Swinging can be most enjoyable
and fulfilling for some and a marriage or relationship wrecker for
others. If you are considering getting into it for anything more than
fun, my advice is to forget it, unless of course you are both looking
for a change of partner! But please don’t consider wrecking someone
else’s marriage in the process!! It has happened before and probably will
again.
Whether you are a couple, a
single or otherwise, here are some hints on joining the swinger scene or
even carrying on with it.
Protection: -
First and foremost always
remember the most significant rule;
If you don’t want to catch anything nasty on your travels, always
use PROTECTION!!!! Even if you’ve known the people
for a while, you don’t know what they get up to when you’re not
around!!! The end result could ruin your life!!
What will you get
out of it? There’s a
lot to think about before plunging into this head on. What do you expect
to get out of it? Do you think you have a fair chance of success? Will
you enjoy it? Will your other half enjoy it as much? The short answer
isn’t easy, the pitfalls are many and the minefield is deep and wide.

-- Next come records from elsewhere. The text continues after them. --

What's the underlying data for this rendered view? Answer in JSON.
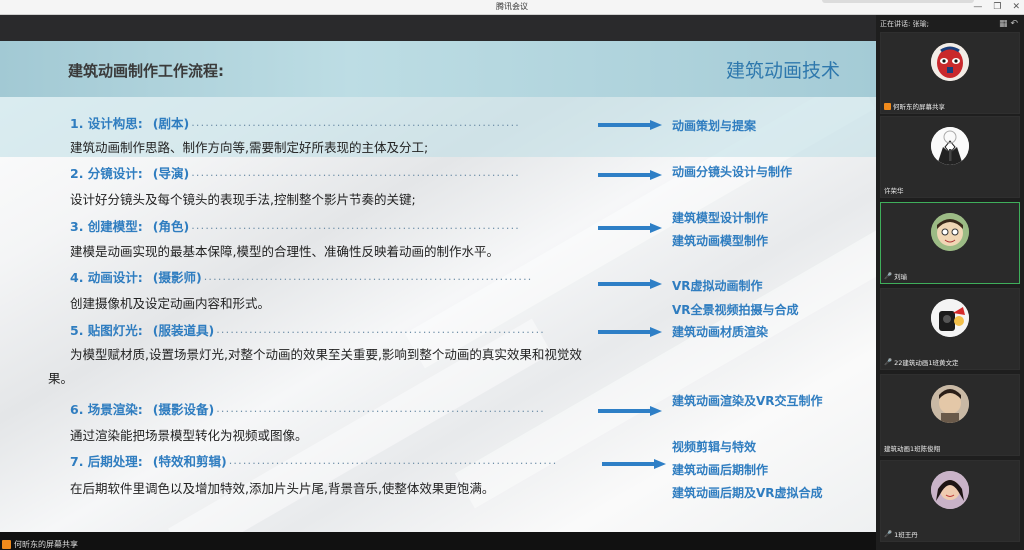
{
  "window": {
    "title": "腾讯会议",
    "minimize": "—",
    "restore": "❐",
    "close": "✕"
  },
  "slide": {
    "title": "建筑动画制作工作流程:",
    "brand": "建筑动画技术",
    "steps": [
      {
        "title": "1. 设计构思:",
        "role": "(剧本)",
        "desc": "建筑动画制作思路、制作方向等,需要制定好所表现的主体及分工;"
      },
      {
        "title": "2. 分镜设计:",
        "role": "(导演)",
        "desc": "设计好分镜头及每个镜头的表现手法,控制整个影片节奏的关键;"
      },
      {
        "title": "3. 创建模型:",
        "role": "(角色)",
        "desc": "建模是动画实现的最基本保障,模型的合理性、准确性反映着动画的制作水平。"
      },
      {
        "title": "4. 动画设计:",
        "role": "(摄影师)",
        "desc": "创建摄像机及设定动画内容和形式。"
      },
      {
        "title": "5. 贴图灯光:",
        "role": "(服装道具)",
        "desc": "为模型赋材质,设置场景灯光,对整个动画的效果至关重要,影响到整个动画的真实效果和视觉效果。"
      },
      {
        "title": "6. 场景渲染:",
        "role": "(摄影设备)",
        "desc": "通过渲染能把场景模型转化为视频或图像。"
      },
      {
        "title": "7. 后期处理:",
        "role": "(特效和剪辑)",
        "desc": "在后期软件里调色以及增加特效,添加片头片尾,背景音乐,使整体效果更饱满。"
      }
    ],
    "outputs": [
      "动画策划与提案",
      "动画分镜头设计与制作",
      "建筑模型设计制作",
      "建筑动画模型制作",
      "VR虚拟动画制作",
      "VR全景视频拍摄与合成",
      "建筑动画材质渲染",
      "建筑动画渲染及VR交互制作",
      "视频剪辑与特效",
      "建筑动画后期制作",
      "建筑动画后期及VR虚拟合成"
    ]
  },
  "share_label": "何昕东的屏幕共享",
  "sidebar": {
    "speaking": "正在讲话: 张瑜;",
    "participants": [
      {
        "name": "何昕东的屏幕共享"
      },
      {
        "name": "许荣华"
      },
      {
        "name": "刘瑜"
      },
      {
        "name": "22建筑动画1班黄文定"
      },
      {
        "name": "建筑动画1班陈俊翔"
      },
      {
        "name": "1班王丹"
      }
    ]
  },
  "colors": {
    "accent": "#2f7dc0",
    "arrow": "#2e7fc6",
    "header": "#a8cfd9",
    "active_tile": "#3fae5b"
  }
}
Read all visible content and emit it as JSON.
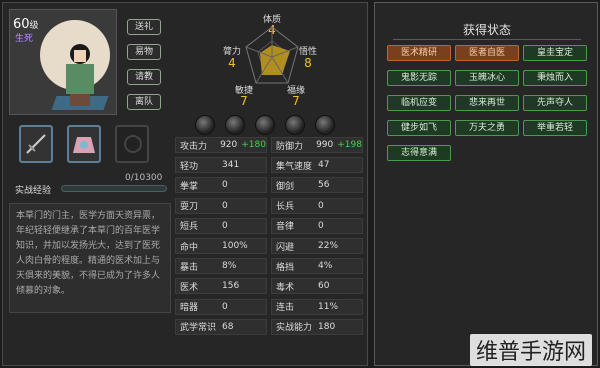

There are thousands upon thousands of people who are interested in getting
into it, or are already into it are all, or mostly, looking for
something slightly different, as a rule. Many who advertise are seeking
a thrill by just looking, advertising, replying or receiving replies and
from there on there is a list as long as your arm, plus many who just
collect photos of others for personal satisfaction.
How far are you prepared
to go? But let’s begin with
the serious type of person or couple who really want to start out and
even include those who have already had some experience. What are they
looking for? Even before we get around to that, there is always the
geographic problem to consider, will they travel or only receive
visitors? Some ads even state that the couple do not travel, nor can
they accommodate, what do they do, use a local hotel maybe? You may find
the ideal people for you, but they live so far away as to make it
impractical to consider any relationship, except maybe a rare visit for
you or them, if you ever get to meet them. So you find a couple
who don’t live too far away and you want a bisexual
female, this is
where the fun begins, or not. It's OK if your wife/girlfriend is bi or
bi-curious, but no good if she isn’t and then again, is he bisexual,
are you, it's best to make sure first. Individual sexuality is the keynote
here and it’s always best to be wary of what’s written in other
peoples ads and something you should remember to ask them on the phone or
internet before arranging the first meeting.
Are you looking for the
same things? So what are they
looking for and what are you looking for? Do you have similar ideas?
People around the same ages? Younger? Older? Fat, thin, short, tall, big
dick, small dick, big tits, small tits, medium tits, shaved pubic area,
all over, or trimmed. Blonde, brunette, pretty, ugly, or pretty ugly,
etc. Full on partner swapping or just same room sex, (no swapping)
commonly known as "Soft swinging". Penetration or not? Do they
want to watch only, or does only one of them want to take part in a
threesome while the other watches? Some of this can be sorted by not
only carefully reading the ads, but also reading between the lines of these.
Are they experienced, novices, or somewhere in between? Which are you?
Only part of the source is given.